Still, Mr. Phillips and others say that what the lack of fiery support for Mr. Abbas reflects first and foremost is the waning of international interest in the Palestinian cause.

Majdi Mohammed/AP
Palestinians clash with Israeli forces during a protest against President Donald Trump's Mideast initiative in the West Bank city of Ramallah, Feb. 11, 2020. Palestinian Authority President Mahmoud Abbas spoke at the United Nations later in the day, but there was no vote on a draft resolution. Diplomats said many members, including European countries, rejected the language in a draft that had circulated.

“It’s sad for the Palestinians, but they just aren’t the do-or-die issue for countries that they once were,” says Michael Oppenheimer, a professor of U.S. foreign policy and international relations at New York University’s Center for Global Affairs. “Clearly this issue has become kind of a nuisance for many countries, particularly the Gulf states that once stood solidly behind them,” he adds. “It’s no longer central to their diplomacy or to their pursuit of national interests.”

Other priorities, from tending to broad strategic relationships (with the U.S. and even Israel) to confronting an expansive Iran, have supplanted the Palestinian issue at the core of Arab and Gulf counties’ interests, Professor Oppenheimer says.

At the same time, Heritage’s Mr. Phillips says many countries look at other challenges in the region – the Syrian civil war, with its millions of refugees; the war in Yemen; upheaval in Libya; the destabilizing presence of the Islamic State – and the result has been a weakening fervor for the Palestinian cause.

“The impact of all these other conflicts is that the Palestinians’ plight is not perceived to be as bad as it used to be,” he says.

U.S. officials say privately that this week’s Security Council session on the Trump plan for resolving the conflict turned out better than they might have expected. They note, for example, that the council had voted overwhelmingly in favor of a resolution condemning the Trump administration’s recognition of Jerusalem as Israel’s capital in 2017 – forcing the U.S. to veto the measure.

By comparison, they take the failure of a resolution condemning the Trump plan as a victory and a sign of things going in the direction of the Trump “vision.”

Still, NYU’s Professor Oppenheimer says that does not mean the world likes what it sees in Mr. Trump’s “deal of the century.”

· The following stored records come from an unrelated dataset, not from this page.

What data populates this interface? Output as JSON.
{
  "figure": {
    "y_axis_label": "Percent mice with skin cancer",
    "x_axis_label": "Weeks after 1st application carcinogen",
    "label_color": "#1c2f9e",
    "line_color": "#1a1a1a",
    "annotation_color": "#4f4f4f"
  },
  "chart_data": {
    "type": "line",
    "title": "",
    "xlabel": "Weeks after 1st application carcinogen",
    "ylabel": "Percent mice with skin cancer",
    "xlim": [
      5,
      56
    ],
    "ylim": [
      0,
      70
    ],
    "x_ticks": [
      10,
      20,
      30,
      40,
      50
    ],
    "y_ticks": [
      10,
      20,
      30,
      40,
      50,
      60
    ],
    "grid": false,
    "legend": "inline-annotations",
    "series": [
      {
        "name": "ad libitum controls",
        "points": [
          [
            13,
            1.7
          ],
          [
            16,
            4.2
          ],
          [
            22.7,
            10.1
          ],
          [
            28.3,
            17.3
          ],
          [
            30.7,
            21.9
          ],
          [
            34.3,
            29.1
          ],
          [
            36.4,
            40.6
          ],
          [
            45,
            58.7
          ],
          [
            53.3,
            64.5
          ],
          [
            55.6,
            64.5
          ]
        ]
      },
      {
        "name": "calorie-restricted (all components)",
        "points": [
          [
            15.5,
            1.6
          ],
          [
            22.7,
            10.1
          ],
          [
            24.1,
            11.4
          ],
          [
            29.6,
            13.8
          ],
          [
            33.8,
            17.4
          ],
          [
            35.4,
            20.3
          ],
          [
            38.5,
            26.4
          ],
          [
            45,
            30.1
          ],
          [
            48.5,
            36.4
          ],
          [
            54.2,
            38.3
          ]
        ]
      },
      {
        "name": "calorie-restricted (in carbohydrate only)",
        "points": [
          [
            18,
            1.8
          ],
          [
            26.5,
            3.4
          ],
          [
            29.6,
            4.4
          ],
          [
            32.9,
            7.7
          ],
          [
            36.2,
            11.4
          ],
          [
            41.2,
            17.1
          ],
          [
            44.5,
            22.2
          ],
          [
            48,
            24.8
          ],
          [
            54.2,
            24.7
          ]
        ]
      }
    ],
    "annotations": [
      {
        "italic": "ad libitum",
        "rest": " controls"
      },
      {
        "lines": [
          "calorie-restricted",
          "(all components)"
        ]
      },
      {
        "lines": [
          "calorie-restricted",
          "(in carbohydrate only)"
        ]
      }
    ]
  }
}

“Clearly this is not a peace plan. Let’s not pretend that it is. It’s a reflection of facts on the ground,” he adds, “the kind of treaty you’d expect at the end of a war with a clear winner and loser.”

Many countries in the region and in Europe may not like that reality, Professor Oppenheimer says, but they have “moved on” to other priorities and interests.

“Any opposition we hear now [such as that voiced at Tuesday’s Security Council session] is lip service,” he says. “But frankly, I think it’s been lip service all along.”